In the beginning, God made the seas
And the forests filled with trees
God made the mountains up so high
Above them all, God made the sky.
God’s fingerprints are everywhere
just to show how much God cares.
And in between, he had lots of fun
He made a hippo that weighed a tonne!
Hip-hip-hipp-o-potamus!
Hip-hip-hooray, God made all us!
hip-hip-hipp-o-potamus!
hip-hip-hooray! God made all us!

The actions, you can imagine. Waves for the sea, lots of little trees made from fingers for the trees, arms creating a peak for the mountains, hands sweeping in a big arc above your head for the sky. Fingerprints are fun to make all over everything, and a great big self-hug to show God’s care … and then we get to the kids favorite part: jumping up and down with the hip-hip-hoorays!

I love that we can teach kids early that it’s okay to have fun in church. I think too often they are told to be quiet, to be still, to listen, to stop rustling … that this is a holy place, a serious place … and pretty soon, it feels like a place where a kid doesn’t get to be a kid. A place where being a kid isn’t welcome. A place where kids aren’t welcome. What every happened to the idea that God had fun? And there is an aspect of holiness that is sheer delight? Even the psalmist writes that God made the leviathan for the sport of it (Psalm 104:26). And we are encouraged by Paul in 2 Corinthians 9:6-7 to be cheerful givers.

The second song that I taught the kids this time around is also funny … but serious too. It’s called the Doughnut Song. The words are:

Life without Jesus is like a doughnut
like a doughnut, like a doughnut
Life without Jesus is like a doughnut
There’s a hole in the middle of your heart

Bridge:

It might be okay for awhile,
Then the truth will wipe away your smile
There’s something sad inside of me I can’t control
When I think about a doughnut hole!

I know there are more verses to this song … something about a soda without the bubbles and life being flat without Jesus. It’s a lot of fun.

I think it is critical to weave the silly and the serious together. I think it gives us a fuller view of the holy and life. It can teach us to laugh with tears. It can teach us hope in the midst of really hard things. It can teach us how to let the shadows and the light dance together in our lives.

When we learn this in a song, we learn it in a safe place. I think it’s something that we have to learn in hard places in life: at funerals for instance, when we find ourselves laughing at memories of a loved one as they lay in the casket in front of the room. And that is a place where it is so important to hold laughter and tears together. And if we don’t learn that it’s okay in a safe place, like a song, we will find it really hard and uncomfortable, even, when we need the two together to give us life.

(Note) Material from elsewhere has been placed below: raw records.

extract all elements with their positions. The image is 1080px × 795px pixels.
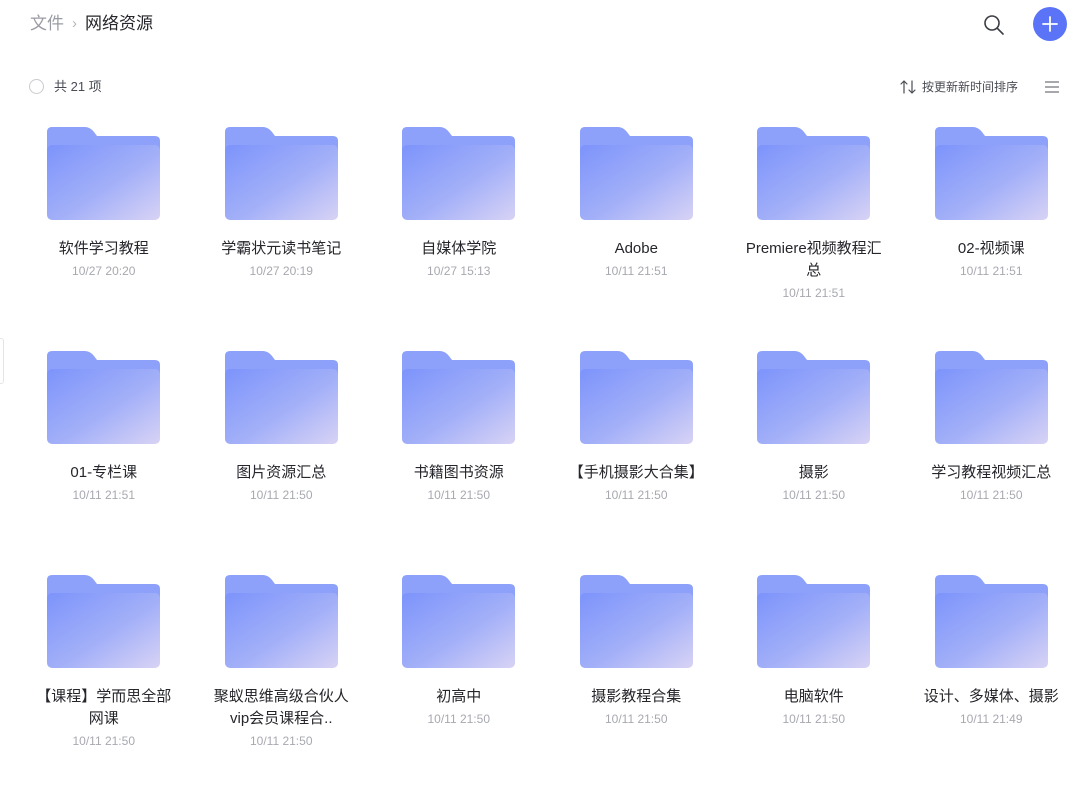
folder-icon [402,575,515,668]
folder-date: 10/11 21:49 [960,710,1023,728]
folder-item[interactable]: 自媒体学院 10/27 15:13 [370,123,548,347]
item-count: 共 21 项 [54,79,102,95]
plus-icon [1041,15,1059,33]
folder-date: 10/11 21:51 [72,486,135,504]
folder-item[interactable]: 设计、多媒体、摄影 10/11 21:49 [903,571,1080,795]
folder-date: 10/11 21:50 [782,710,845,728]
folder-item[interactable]: 学习教程视频汇总 10/11 21:50 [903,347,1080,571]
top-bar: 文件 › 网络资源 [0,0,1080,50]
folder-icon [47,351,160,444]
select-all-checkbox[interactable] [29,79,44,94]
folder-icon [402,351,515,444]
folder-date: 10/27 20:20 [72,262,135,280]
folder-name: 图片资源汇总 [211,462,351,484]
folder-date: 10/11 21:50 [960,486,1023,504]
folder-icon [580,127,693,220]
folder-name: Premiere视频教程汇总 [744,238,884,282]
folder-grid: 软件学习教程 10/27 20:20 学霸状元读书笔记 10/27 20:19 [15,123,1080,795]
search-icon [981,12,1007,38]
folder-item[interactable]: 摄影 10/11 21:50 [725,347,903,571]
search-button[interactable] [981,12,1007,38]
folder-icon [935,575,1048,668]
folder-icon [757,575,870,668]
folder-item[interactable]: 软件学习教程 10/27 20:20 [15,123,193,347]
folder-name: 自媒体学院 [389,238,529,260]
folder-date: 10/11 21:50 [605,486,668,504]
folder-name: 摄影教程合集 [566,686,706,708]
folder-date: 10/11 21:51 [605,262,668,280]
folder-date: 10/11 21:51 [782,284,845,302]
folder-name: Adobe [566,238,706,260]
folder-name: 书籍图书资源 [389,462,529,484]
folder-name: 聚蚁思维高级合伙人vip会员课程合.. [211,686,351,730]
folder-name: 初高中 [389,686,529,708]
sort-label: 按更新新时间排序 [922,79,1018,95]
folder-name: 【课程】学而思全部网课 [34,686,174,730]
sort-icon [900,80,916,94]
folder-date: 10/11 21:50 [250,732,313,750]
breadcrumb: 文件 › 网络资源 [30,13,153,35]
sort-button[interactable]: 按更新新时间排序 [900,79,1018,95]
folder-date: 10/11 21:51 [960,262,1023,280]
folder-item[interactable]: 图片资源汇总 10/11 21:50 [193,347,371,571]
folder-date: 10/27 20:19 [250,262,313,280]
folder-item[interactable]: Adobe 10/11 21:51 [548,123,726,347]
folder-icon [757,127,870,220]
folder-date: 10/11 21:50 [427,710,490,728]
folder-icon [580,575,693,668]
folder-icon [225,575,338,668]
folder-name: 学习教程视频汇总 [921,462,1061,484]
folder-name: 摄影 [744,462,884,484]
folder-date: 10/11 21:50 [72,732,135,750]
folder-icon [47,127,160,220]
folder-icon [402,127,515,220]
folder-item[interactable]: 01-专栏课 10/11 21:51 [15,347,193,571]
folder-item[interactable]: 【课程】学而思全部网课 10/11 21:50 [15,571,193,795]
folder-item[interactable]: 摄影教程合集 10/11 21:50 [548,571,726,795]
folder-item[interactable]: 电脑软件 10/11 21:50 [725,571,903,795]
folder-name: 01-专栏课 [34,462,174,484]
breadcrumb-current: 网络资源 [85,13,153,35]
folder-item[interactable]: 学霸状元读书笔记 10/27 20:19 [193,123,371,347]
list-view-icon[interactable] [1044,80,1060,94]
folder-item[interactable]: 聚蚁思维高级合伙人vip会员课程合.. 10/11 21:50 [193,571,371,795]
folder-icon [757,351,870,444]
folder-item[interactable]: 书籍图书资源 10/11 21:50 [370,347,548,571]
add-button[interactable] [1033,7,1067,41]
folder-item[interactable]: 【手机摄影大合集】 10/11 21:50 [548,347,726,571]
folder-name: 【手机摄影大合集】 [566,462,706,484]
folder-icon [47,575,160,668]
folder-name: 02-视频课 [921,238,1061,260]
folder-name: 设计、多媒体、摄影 [921,686,1061,708]
folder-item[interactable]: 初高中 10/11 21:50 [370,571,548,795]
folder-item[interactable]: 02-视频课 10/11 21:51 [903,123,1080,347]
folder-date: 10/27 15:13 [427,262,490,280]
breadcrumb-root-link[interactable]: 文件 [30,13,64,35]
folder-icon [225,127,338,220]
breadcrumb-separator: › [72,13,77,35]
folder-icon [935,351,1048,444]
folder-item[interactable]: Premiere视频教程汇总 10/11 21:51 [725,123,903,347]
folder-date: 10/11 21:50 [605,710,668,728]
folder-date: 10/11 21:50 [427,486,490,504]
folder-icon [935,127,1048,220]
folder-name: 学霸状元读书笔记 [211,238,351,260]
folder-icon [225,351,338,444]
folder-icon [580,351,693,444]
folder-name: 软件学习教程 [34,238,174,260]
folder-date: 10/11 21:50 [250,486,313,504]
list-toolbar: 共 21 项 按更新新时间排序 [0,74,1080,100]
folder-date: 10/11 21:50 [782,486,845,504]
folder-name: 电脑软件 [744,686,884,708]
sidebar-toggle-handle[interactable] [0,338,4,384]
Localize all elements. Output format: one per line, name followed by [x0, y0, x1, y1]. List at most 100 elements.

There’s other places in our lives that I think God gives us laughter that blends with tears and anger in order to give us the strength, humility and life we need to keep going. Especially in places in need of justice. I think that’s why anywhere power is exercised, there are jesters, comedians, and jokers to make fun. And why dictators and people who desperately want to hang on to control hate humor so much. It allows us to see the clothes-less emperor. It allows us to sense the truth: that the powers and dominions of this world crumble in the face of a God who plays with sea creatures and delights in making hippos. A God who leave fingerprints (like a young creative child) everywhere. And a God who we can join in making all things new.